Beim Aushändigen der neuen Packung Artosin erkundigte sich der Apotheker bei meiner Mutter nach meinem Befinden. „Er liegt schwach im Bett“ erfuhr der Apotheker und empfahl eine dringende Einweisung in das große Klinikum der Stadt als Notfall. Meine Eltern folgten der Empfehlung. Schon im Auto verging mir dann Hören und Sehen. Ich erwachte mit einer Dauerinfusion im Arm und blickte über mir in das freundliche Gesicht eines Arztes. „Das war knapp“ hörte ich. Er wich nicht von meiner Seite, auch als die Nacht schon fortgeschritten war.
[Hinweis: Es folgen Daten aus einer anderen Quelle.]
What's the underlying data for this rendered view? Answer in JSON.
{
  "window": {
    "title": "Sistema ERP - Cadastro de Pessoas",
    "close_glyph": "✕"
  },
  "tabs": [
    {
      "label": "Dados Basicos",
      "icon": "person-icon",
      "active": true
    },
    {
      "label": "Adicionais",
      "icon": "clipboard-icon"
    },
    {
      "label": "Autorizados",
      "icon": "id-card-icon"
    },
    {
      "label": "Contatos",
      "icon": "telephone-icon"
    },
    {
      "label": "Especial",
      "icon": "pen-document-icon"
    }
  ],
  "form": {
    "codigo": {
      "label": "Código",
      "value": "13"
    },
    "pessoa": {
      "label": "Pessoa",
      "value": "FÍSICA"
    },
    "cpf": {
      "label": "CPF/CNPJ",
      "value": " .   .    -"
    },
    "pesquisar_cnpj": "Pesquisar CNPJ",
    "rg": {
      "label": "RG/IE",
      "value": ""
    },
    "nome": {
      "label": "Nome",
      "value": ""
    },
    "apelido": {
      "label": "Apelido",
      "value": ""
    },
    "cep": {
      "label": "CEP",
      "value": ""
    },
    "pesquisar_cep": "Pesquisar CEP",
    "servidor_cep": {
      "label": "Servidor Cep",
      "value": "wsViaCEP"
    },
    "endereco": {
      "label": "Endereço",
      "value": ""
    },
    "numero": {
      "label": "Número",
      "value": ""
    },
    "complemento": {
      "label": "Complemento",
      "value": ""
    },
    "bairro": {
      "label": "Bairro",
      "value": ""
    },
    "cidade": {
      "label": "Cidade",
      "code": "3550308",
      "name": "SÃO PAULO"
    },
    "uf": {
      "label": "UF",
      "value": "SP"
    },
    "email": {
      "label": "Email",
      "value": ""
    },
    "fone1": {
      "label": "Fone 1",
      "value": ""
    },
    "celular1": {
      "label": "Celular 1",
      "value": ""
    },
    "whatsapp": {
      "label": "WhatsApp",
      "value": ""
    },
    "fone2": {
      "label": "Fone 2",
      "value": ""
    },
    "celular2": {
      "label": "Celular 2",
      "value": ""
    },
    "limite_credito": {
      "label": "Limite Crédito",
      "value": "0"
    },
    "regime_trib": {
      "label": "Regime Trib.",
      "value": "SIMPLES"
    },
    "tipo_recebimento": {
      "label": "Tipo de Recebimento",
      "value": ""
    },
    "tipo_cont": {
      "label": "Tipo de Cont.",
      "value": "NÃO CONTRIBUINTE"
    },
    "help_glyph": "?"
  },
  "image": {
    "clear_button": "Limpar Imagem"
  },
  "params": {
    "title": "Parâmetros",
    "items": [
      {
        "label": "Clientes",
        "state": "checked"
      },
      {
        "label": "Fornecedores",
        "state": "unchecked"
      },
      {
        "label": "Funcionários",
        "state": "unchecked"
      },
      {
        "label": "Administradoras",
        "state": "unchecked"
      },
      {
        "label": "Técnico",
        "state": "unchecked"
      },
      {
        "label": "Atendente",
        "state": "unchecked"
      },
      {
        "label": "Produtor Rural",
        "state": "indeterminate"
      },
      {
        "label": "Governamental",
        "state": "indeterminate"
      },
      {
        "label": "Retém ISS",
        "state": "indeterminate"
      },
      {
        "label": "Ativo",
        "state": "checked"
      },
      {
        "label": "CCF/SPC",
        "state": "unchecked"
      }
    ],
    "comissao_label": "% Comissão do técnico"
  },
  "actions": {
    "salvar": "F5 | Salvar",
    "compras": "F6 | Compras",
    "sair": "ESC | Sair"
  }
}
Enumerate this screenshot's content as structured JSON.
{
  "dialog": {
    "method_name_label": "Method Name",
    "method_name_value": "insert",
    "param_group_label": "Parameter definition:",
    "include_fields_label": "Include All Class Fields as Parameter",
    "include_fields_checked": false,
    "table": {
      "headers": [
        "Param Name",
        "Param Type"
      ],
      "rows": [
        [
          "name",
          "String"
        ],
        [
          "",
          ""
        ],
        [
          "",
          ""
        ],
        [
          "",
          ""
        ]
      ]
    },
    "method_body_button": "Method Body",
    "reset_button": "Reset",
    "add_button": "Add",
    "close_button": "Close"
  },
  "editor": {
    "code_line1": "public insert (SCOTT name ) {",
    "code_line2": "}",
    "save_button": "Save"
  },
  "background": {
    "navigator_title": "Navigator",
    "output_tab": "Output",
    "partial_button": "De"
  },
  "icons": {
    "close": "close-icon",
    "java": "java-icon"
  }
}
Es war die erste Insulinbehandlung in meinem Leben. Damals war es das Insulin aus Bauchspeicheldrüsen von Schweinen aus dem Schlachthof. Jahre später folgte die Versorgung mit dem Insulin aus Bauchspeicheldrüsen von Rindern. Schließlich gelang die Erzeugung von Humaninsulin aus dem Bioreaktor.
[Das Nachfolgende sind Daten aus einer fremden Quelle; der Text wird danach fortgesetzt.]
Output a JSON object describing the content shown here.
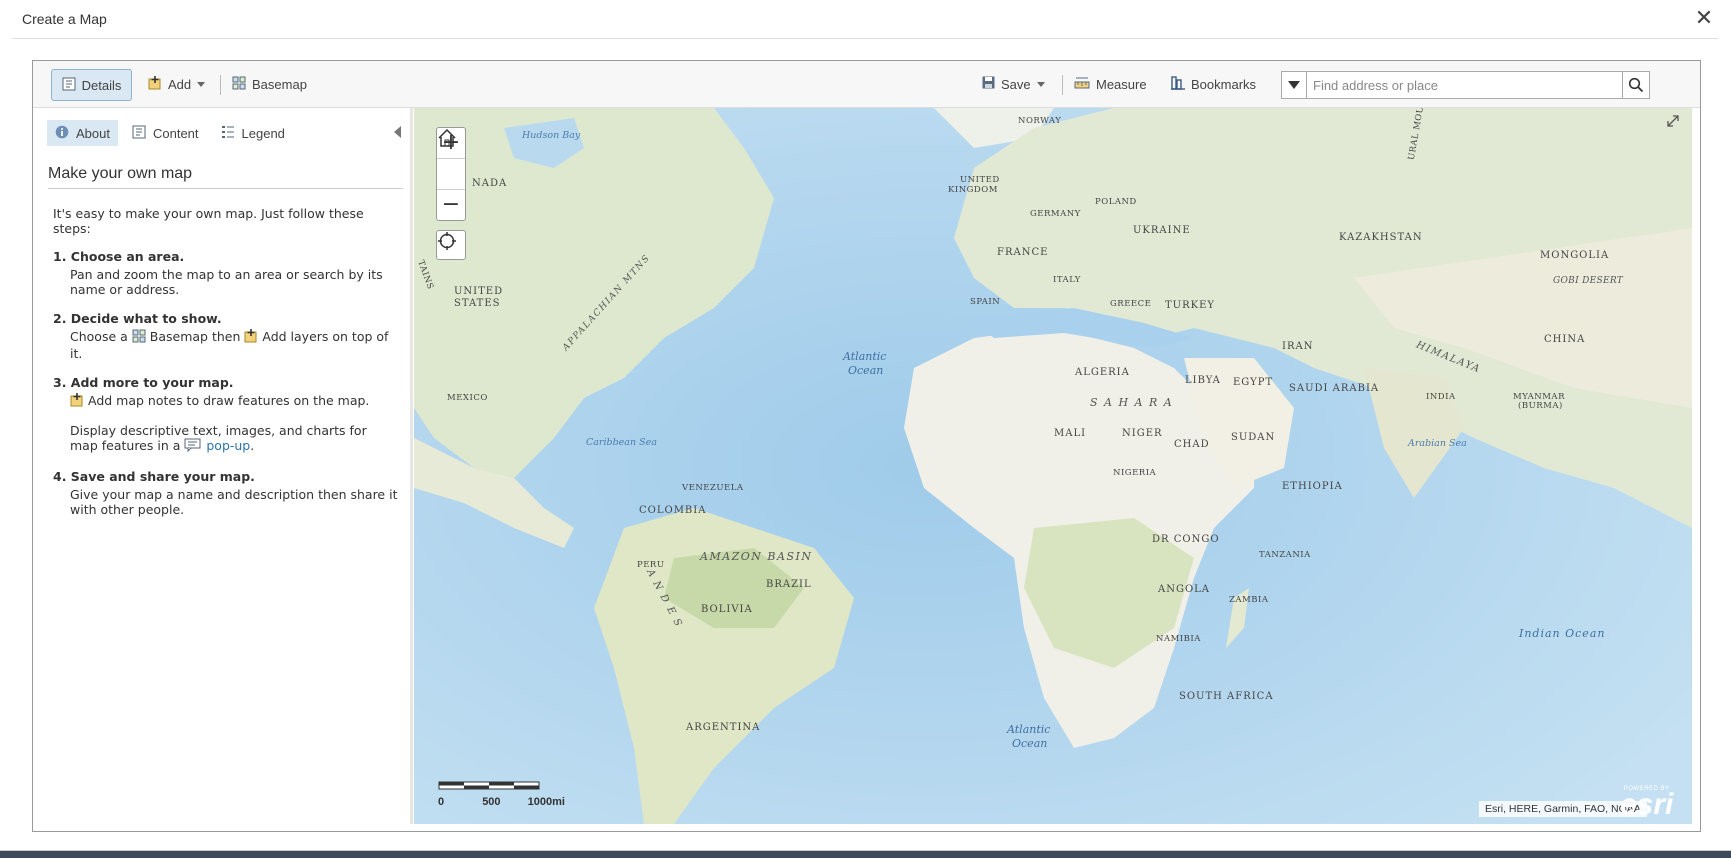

Schonendere Messmethoden der Höhe des Blutzuckers verhalfen mir schließlich dazu, den „Blindflug“ zu beenden. Schon vorher hatte ich mir angewöhnt, meine Selbstwahrnehmungen ganz bewusst zu machen. Ein sehr leichtes Augenflimmern konnte ich schließlich als Absinken des Blutzuckers identifizieren. Bei der Bemaßung half mir die Messung durch einen Fingerstich. Es waren stets Werte zwischen 70 und 90 mg/dl. Der Körper hat seine eigene Logik, die sehr komplex ist, neugierig macht und entdeckt werden will.
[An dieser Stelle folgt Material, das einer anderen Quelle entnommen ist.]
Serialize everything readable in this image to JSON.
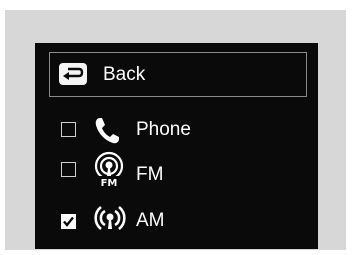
{
  "menu": {
    "back": {
      "label": "Back",
      "icon": "back-arrow-icon"
    },
    "items": [
      {
        "label": "Phone",
        "icon": "phone-icon",
        "checked": false
      },
      {
        "label": "FM",
        "icon": "fm-radio-icon",
        "icon_text": "FM",
        "checked": false
      },
      {
        "label": "AM",
        "icon": "am-radio-icon",
        "checked": true
      }
    ]
  }
}
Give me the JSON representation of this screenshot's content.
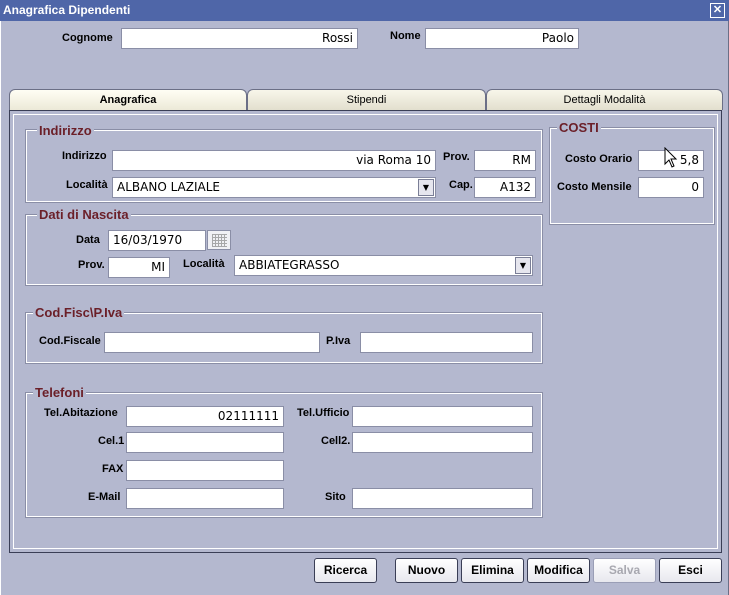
{
  "window": {
    "title": "Anagrafica Dipendenti",
    "close": "✕"
  },
  "header": {
    "cognome_label": "Cognome",
    "cognome_value": "Rossi",
    "nome_label": "Nome",
    "nome_value": "Paolo"
  },
  "tabs": [
    {
      "label": "Anagrafica",
      "active": true
    },
    {
      "label": "Stipendi",
      "active": false
    },
    {
      "label": "Dettagli Modalità",
      "active": false
    }
  ],
  "indirizzo": {
    "title": "Indirizzo",
    "indirizzo_label": "Indirizzo",
    "indirizzo_value": "via Roma 10",
    "prov_label": "Prov.",
    "prov_value": "RM",
    "localita_label": "Località",
    "localita_value": "ALBANO LAZIALE",
    "cap_label": "Cap.",
    "cap_value": "A132"
  },
  "costi": {
    "title": "COSTI",
    "orario_label": "Costo Orario",
    "orario_value": "5,8",
    "mensile_label": "Costo Mensile",
    "mensile_value": "0"
  },
  "nascita": {
    "title": "Dati di Nascita",
    "data_label": "Data",
    "data_value": "16/03/1970",
    "prov_label": "Prov.",
    "prov_value": "MI",
    "localita_label": "Località",
    "localita_value": "ABBIATEGRASSO"
  },
  "codfisc": {
    "title": "Cod.Fisc\\P.Iva",
    "cf_label": "Cod.Fiscale",
    "cf_value": "",
    "piva_label": "P.Iva",
    "piva_value": ""
  },
  "telefoni": {
    "title": "Telefoni",
    "abit_label": "Tel.Abitazione",
    "abit_value": "02111111",
    "uff_label": "Tel.Ufficio",
    "uff_value": "",
    "cel1_label": "Cel.1",
    "cel1_value": "",
    "cel2_label": "Cell2.",
    "cel2_value": "",
    "fax_label": "FAX",
    "fax_value": "",
    "email_label": "E-Mail",
    "email_value": "",
    "sito_label": "Sito",
    "sito_value": ""
  },
  "buttons": {
    "ricerca": "Ricerca",
    "nuovo": "Nuovo",
    "elimina": "Elimina",
    "modifica": "Modifica",
    "salva": "Salva",
    "esci": "Esci"
  },
  "icons": {
    "combo_arrow": "▼",
    "calendar": "calendar-icon"
  }
}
Der Diabetes vom Typ 1 ist ein großer Gleichmacher. Er „beglückt“ die Schuhverkäuferin und den Bäckermeister, die Filialleiterin und den Briefträger. Der Himmel verschont auch nicht den jungen Herrn Pfarrer am Altar, der unversehens verstummt und nicht mehr weiterweiß, bis seine Haushälterin in der ersten Bankreihe die Altarstufen hinaufeilt, ihn bei der Hand nimmt und ihn in die Sakristei führt. Dort nimmt er willig die Traubenzuckertäfelchen ein. In den Tagen nach dem Ereignis beschenkt ihn seine Gemeinde reich mit Sionon-Plätzchen, Diabetikerwein und Sauerkrautsaft. Eine große Tüte mit getrockneten Heidelbeerblättern war auch dabei. „Der Tee davon hilft garantiert!“

Nun bin ich ein Rentner von 83 Jahren und bin dankbar für alle, die mir auf dieser Lebensreise die Weichen gut gestellt haben. Die Insulinpumpe, die ich seit zwei Jahrzehnten trage, verdanke ich einem Arzt, der wie ein großer Bruder seine Patienten in großer Zahl geschult und betreut hat. Ohne meine Familie und die Freude an dem, was alles im Körper doch noch funktioniert, z.B. die Geländegängigkeit, hätte ich das nicht geschafft.